Sklepy szwedzkiej sieci Coop wciąż są zamknięte po piątkowym ataku hakerskim na amerykańskiego dostawcę oprogramowania, z którego usług ta sieć korzysta. Problemy mają także apteki i szwedzka państwowa kolej.
Jak poinformował w niedzielę koncern Coop, „trwają intensywne działania naprawcze, ale większość sklepów pozostanie zamknięta”. Nie wiadomo, czy placówki zostaną otwarte w poniedziałek, gdyż każda kasa wymaga ręcznego resetowania i przeprogramowania. To największa w historii szwedzkiego handlu tego typu awaria.
W piątek wieczorem we wszystkich sklepach Coop przestał działać system kas Visma Esscom, wykorzystujący oprogramowanie amerykańskiej firmy Kaseya.
Za atakimi może stać grupa hakerska powiązana z Rosją
Według agencji Bloomberg Kaseya jest główną ofiarą ataku „ransomware” hakerów z powiązanej z Rosją grupy „REvil”. Blokują oni dostęp do systemu komputerowego lub uniemożliwiają odczyt zapisanych w nim danych często poprzez techniki szyfrujące. Sprawcy takich ataków żądają zazwyczaj okupu za przywrócenie stanu poprzedniego.

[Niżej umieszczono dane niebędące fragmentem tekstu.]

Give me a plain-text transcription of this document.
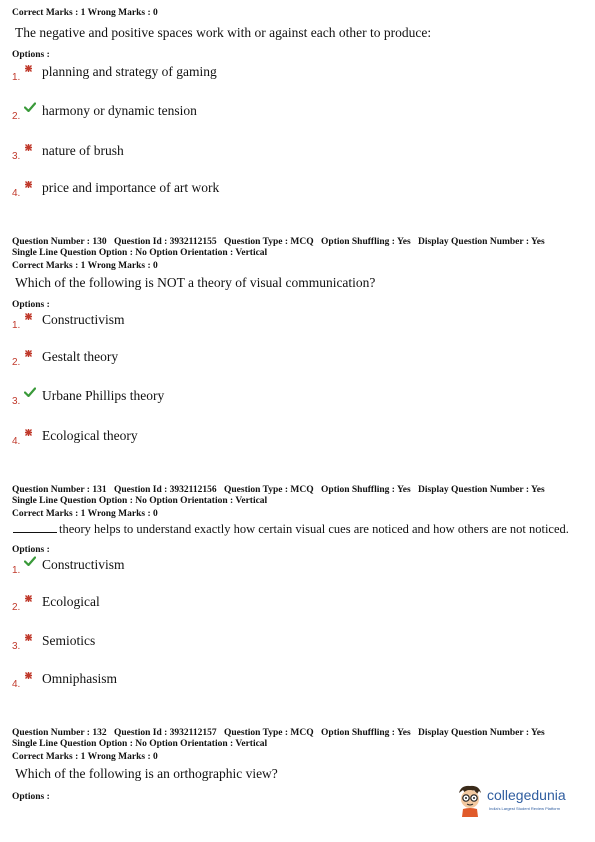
Correct Marks : 1 Wrong Marks : 0
The negative and positive spaces work with or against each other to produce:
Options :
1. planning and strategy of gaming
2. harmony or dynamic tension
3. nature of brush
4. price and importance of art work
Question Number : 130 Question Id : 3932112155 Question Type : MCQ Option Shuffling : Yes Display Question Number : Yes
Single Line Question Option : No Option Orientation : Vertical
Correct Marks : 1 Wrong Marks : 0
Which of the following is NOT a theory of visual communication?
Options :
1. Constructivism
2. Gestalt theory
3. Urbane Phillips theory
4. Ecological theory
Question Number : 131 Question Id : 3932112156 Question Type : MCQ Option Shuffling : Yes Display Question Number : Yes
Single Line Question Option : No Option Orientation : Vertical
Correct Marks : 1 Wrong Marks : 0
theory helps to understand exactly how certain visual cues are noticed and how others are not noticed.
Options :
1. Constructivism
2. Ecological
3. Semiotics
4. Omniphasism
Question Number : 132 Question Id : 3932112157 Question Type : MCQ Option Shuffling : Yes Display Question Number : Yes
Single Line Question Option : No Option Orientation : Vertical
Correct Marks : 1 Wrong Marks : 0
Which of the following is an orthographic view?
Options :	collegedunia
India's Largest Student Review Platform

Sieć Coop, która zmuszona była w piątek wieczorem zamknąć wszystkie swoje placówki w Szwecji, notuje milionowe straty. W związku z tym w weekend w wielu mniejszych miejscowościach w sklepach konkurencyjnych sieci brakowało niektórych towarów. Część ze sklepów zdecydowała się kupić od Coop produkty. Niektóre sklepy Coop rozdawały klientom jedzenie o krótkiej dacie przydatności do spożycia.
Problemy ma również szwedzka kolej
W Szwecji zakłócenia z przyjmowaniem płatności mają od piątku również państwowa kolej SJ, a także sieci aptek Apoteket Hjartat, stacji benzynowych St1.
Szwedzki minister obrony Peter Hultqvist w komentarzu dla telewizji SVT nazwał atak hakerski „bardzo niebezpiecznym dla społeczeństwa. Autorem takich działań może być obce państwo” - stwierdził.